The WFP has recommended that at least 100 trucks carrying just food and water enter Gaza a day, but on most days since the war even the total amount of trucks entering has been less than that. The agency also noted that damaged roads near Rafah at the border with Egypt – where must aid is now dispersed from – cannot accommodate this increase.
At the height of aid supply during the truce lasting from November 24 to December 1, some 200 trucks entered daily, while the WFP was only able to reach about 10 percent of Gaza’s population with in-kind and cash-based food assistance.
Even once food aid is supplied, access to a sufficient share has not been possible. A report from the Palestinian Centre for Human Rights (PCHR) and Al Mezan, a human rights organisation based in Gaza’s Jabalia refugee camp, on December 14 found that people near Rafah’s food distribution centres would often have to wait in line for 10 hours, and sometimes still returned home empty-handed.
“I have to walk three kilometres to get one gallon [of water],” Marwan, a 30-year-old Palestinian, who fled south with his pregnant wife and two children on November 9, told Human Rights Watch. “And there is no food. If we are able to find food, it is canned food. Not all of us are eating well.”

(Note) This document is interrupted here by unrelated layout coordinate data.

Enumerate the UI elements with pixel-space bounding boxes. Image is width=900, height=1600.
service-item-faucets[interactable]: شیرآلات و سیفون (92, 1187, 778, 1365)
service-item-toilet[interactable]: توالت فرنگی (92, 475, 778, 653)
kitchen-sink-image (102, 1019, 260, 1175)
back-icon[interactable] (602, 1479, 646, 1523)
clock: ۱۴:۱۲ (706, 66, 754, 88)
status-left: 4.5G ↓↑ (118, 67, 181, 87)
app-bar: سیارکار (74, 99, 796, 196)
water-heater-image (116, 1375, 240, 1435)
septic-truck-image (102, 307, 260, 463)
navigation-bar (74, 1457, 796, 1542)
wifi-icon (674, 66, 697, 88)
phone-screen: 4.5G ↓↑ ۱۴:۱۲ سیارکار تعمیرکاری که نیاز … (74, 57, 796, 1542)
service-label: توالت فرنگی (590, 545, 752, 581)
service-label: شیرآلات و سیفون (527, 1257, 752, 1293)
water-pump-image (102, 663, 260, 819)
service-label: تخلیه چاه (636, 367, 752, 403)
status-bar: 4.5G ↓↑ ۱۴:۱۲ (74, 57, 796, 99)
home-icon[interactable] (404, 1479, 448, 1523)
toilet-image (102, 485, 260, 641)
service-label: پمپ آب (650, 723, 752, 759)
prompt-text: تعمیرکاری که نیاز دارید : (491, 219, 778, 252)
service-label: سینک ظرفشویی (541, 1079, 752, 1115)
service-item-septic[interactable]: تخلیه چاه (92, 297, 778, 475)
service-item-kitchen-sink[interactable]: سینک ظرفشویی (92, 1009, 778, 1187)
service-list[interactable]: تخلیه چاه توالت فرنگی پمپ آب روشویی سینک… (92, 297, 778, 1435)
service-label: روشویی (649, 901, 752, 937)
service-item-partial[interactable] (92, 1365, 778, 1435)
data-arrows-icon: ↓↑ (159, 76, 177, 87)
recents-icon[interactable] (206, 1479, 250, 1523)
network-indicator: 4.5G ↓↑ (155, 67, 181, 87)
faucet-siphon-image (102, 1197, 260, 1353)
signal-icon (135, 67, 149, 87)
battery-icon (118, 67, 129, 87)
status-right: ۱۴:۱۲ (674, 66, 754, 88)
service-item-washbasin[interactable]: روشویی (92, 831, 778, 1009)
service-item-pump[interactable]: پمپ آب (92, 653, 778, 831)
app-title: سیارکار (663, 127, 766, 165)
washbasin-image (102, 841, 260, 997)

Still, Gaza’s population primarily relies on humanitarian assistance for food, followed by local markets and assistance from friends or relatives. With rising shortages across all of these, support from relatives is also dwindling, according to the WFP.
As more of Gaza’s population is pushed into shelters in southern governorates, which are also under intense bombardment, competition for food is expected to increase, said the IPC.
Can people in Gaza access food locally?
Fighting across the Gaza Strip, and especially in the northern governorates, has particularly made it difficult to access food and aid.
Local farmlands, flour mills, bakeries and warehouses have also been directly damaged by Israeli bombardments.
Only a month after fighting broke out, all of northern Gaza’s bakeries closed due to lack of supplies such as flour and fuel, the UN reported on November 8. Risks of being hit by Israeli strikes also resulted in movement restrictions for those seeking to leave their homes for food.